Week 43

Good news and bad news.

Good news: The new oven should be arriving and installed this Friday! All the other small gear has arrived and I’m excited for a lot of testing and baking over the next couple of weeks. ALSO, If all goes well this weekend, by the following weekend (O+/Columbus weekend) we should be able to do bagels starting at 9AM.

Bad news: The very related bad news is that because the oven won't arrive until who knows when on Friday, I won't have time to do a test batch before Saturday morning, meaning bagels will still happen but will be at the normal time (11 AM)

Last weekend, we tried making a 100% whole rye loaf for slicing as a low gluten option that could be ordered with any of the bagel toppings. It came out great and was a big hit! Lots of people asked if they could buy whole loaves, so well have a limited number this weekend. Also, we’ve started to work on some fall specials so look out this weekend for some new items (Read: Apple Pie Cream Cheese).

You can pre-order bagels (and bread) online They’re also a bit cheaper if you order them ahead of time and it guarantees you some bagels. Pickups start at 11 AM on Saturday.

Pre-order Bread or Signup for a share

This Week’s loaf: Oat Porridge + 100% Rye + Upstate Levain + Kingston Country


  • Now that its fall, it seems only appropriate to bring back a bread I (for some reason) associate with cooler weather - Oat Porridge. Our Oat loaf starts with a 50% whole wheat base and then adds a hefty amount of cooked oatmeal. The final product is a rich and moist bread that is the perfect vehicle for butter or maple syrup (or both).

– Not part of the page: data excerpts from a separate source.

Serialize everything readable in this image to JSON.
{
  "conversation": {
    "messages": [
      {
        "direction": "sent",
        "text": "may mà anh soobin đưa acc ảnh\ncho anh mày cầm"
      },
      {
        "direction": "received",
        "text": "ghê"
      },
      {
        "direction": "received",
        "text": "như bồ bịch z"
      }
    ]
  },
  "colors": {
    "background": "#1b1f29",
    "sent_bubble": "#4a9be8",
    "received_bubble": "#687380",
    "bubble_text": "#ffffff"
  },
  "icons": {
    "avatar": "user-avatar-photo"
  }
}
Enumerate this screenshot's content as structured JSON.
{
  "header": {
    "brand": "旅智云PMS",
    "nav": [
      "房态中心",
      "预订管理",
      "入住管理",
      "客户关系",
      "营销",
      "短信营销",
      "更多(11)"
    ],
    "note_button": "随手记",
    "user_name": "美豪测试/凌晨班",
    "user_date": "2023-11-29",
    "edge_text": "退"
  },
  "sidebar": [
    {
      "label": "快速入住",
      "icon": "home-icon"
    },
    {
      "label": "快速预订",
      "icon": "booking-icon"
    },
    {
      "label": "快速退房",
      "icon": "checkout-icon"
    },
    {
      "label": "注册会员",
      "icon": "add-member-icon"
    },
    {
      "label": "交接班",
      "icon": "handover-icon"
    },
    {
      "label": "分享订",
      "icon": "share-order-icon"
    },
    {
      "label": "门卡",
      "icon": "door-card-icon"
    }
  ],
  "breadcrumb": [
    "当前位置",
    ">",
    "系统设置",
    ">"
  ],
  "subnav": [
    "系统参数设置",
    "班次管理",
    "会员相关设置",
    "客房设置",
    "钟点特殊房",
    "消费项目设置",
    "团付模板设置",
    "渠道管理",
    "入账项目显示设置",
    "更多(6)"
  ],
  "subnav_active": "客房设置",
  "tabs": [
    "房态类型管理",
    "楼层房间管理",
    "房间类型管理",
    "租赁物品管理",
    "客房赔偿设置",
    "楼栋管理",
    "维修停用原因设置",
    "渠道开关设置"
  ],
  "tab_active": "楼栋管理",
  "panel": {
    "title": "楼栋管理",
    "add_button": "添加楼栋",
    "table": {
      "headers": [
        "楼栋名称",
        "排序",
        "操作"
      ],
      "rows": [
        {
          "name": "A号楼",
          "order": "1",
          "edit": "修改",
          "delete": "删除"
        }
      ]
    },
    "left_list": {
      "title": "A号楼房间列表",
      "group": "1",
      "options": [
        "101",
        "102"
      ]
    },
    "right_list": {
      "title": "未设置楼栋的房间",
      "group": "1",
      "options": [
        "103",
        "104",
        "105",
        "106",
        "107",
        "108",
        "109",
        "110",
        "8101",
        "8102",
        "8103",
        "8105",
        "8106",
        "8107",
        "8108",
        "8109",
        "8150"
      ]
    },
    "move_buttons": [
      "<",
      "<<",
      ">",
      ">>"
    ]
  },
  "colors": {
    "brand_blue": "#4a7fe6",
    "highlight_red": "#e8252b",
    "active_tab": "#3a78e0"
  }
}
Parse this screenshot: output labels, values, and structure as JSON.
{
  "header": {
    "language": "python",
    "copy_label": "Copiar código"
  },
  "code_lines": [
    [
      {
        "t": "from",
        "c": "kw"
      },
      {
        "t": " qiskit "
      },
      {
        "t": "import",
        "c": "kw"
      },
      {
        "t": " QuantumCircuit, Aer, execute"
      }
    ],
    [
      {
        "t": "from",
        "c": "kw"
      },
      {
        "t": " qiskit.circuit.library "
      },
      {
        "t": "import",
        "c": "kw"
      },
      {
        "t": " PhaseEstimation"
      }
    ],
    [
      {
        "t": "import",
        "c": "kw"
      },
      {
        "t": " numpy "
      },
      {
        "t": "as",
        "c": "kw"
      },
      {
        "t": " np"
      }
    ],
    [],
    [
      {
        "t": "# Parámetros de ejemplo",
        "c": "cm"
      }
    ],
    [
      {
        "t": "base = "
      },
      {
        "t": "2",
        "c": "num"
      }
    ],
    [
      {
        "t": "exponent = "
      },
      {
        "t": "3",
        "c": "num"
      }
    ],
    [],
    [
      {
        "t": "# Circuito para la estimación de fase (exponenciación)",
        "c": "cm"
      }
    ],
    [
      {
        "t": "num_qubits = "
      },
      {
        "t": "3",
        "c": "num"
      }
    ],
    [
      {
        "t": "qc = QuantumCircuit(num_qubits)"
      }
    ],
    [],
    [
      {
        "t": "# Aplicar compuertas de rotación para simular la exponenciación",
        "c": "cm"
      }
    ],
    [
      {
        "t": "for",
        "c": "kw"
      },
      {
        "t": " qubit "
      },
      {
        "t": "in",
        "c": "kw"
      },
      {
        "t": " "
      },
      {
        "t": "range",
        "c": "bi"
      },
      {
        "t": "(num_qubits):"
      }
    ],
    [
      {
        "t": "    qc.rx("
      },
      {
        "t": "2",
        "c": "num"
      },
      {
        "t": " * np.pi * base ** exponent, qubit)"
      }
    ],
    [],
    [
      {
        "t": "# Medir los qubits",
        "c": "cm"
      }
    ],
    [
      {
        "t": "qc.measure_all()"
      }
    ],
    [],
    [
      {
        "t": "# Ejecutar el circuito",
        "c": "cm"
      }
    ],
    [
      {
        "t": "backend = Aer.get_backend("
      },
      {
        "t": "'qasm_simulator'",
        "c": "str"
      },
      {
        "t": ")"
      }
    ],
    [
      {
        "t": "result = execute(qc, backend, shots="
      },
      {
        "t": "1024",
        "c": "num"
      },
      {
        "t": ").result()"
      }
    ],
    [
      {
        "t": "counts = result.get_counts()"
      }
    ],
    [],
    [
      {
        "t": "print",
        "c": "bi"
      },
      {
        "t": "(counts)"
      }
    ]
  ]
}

  • Our 100% rye pan loaf is made in the style of Vollkornbrodt. It is naturally leavened with a rye starter and chock full of seeds (flax, poppy, sesame). It is heavy and delicious. It will last for weeks if wrapped. Unfortunately, due to the much higher cost of making this bread and the low quantities I’ll be making, I can’t offer this as an option for shares. If you want to reserve an extra one, though, let me know - they will be 10$/loaf.

  • Upstate Levain is our classic loaf with 50% local whole wheat (some of it fresh milled). Great for sandwiches.

  • Kingston Country is our take on a pain de campaigne, a French sourdough loaf, with mostly organic white flour and a touch of fresh-milled local whole wheat. Great for dipping in olive oil or your favorite schmear.

Now Playing: Amen Dunes - Freedom

We’ve been playing this album in the bakery over the past couple of weeks. It’s brooding and emotional in a way that I can connect to recently, but it's not so EMO that you cant work to it. At first, Dan thought this was early U2 (and it definitely has some of those tones) but it feels way more modern to me.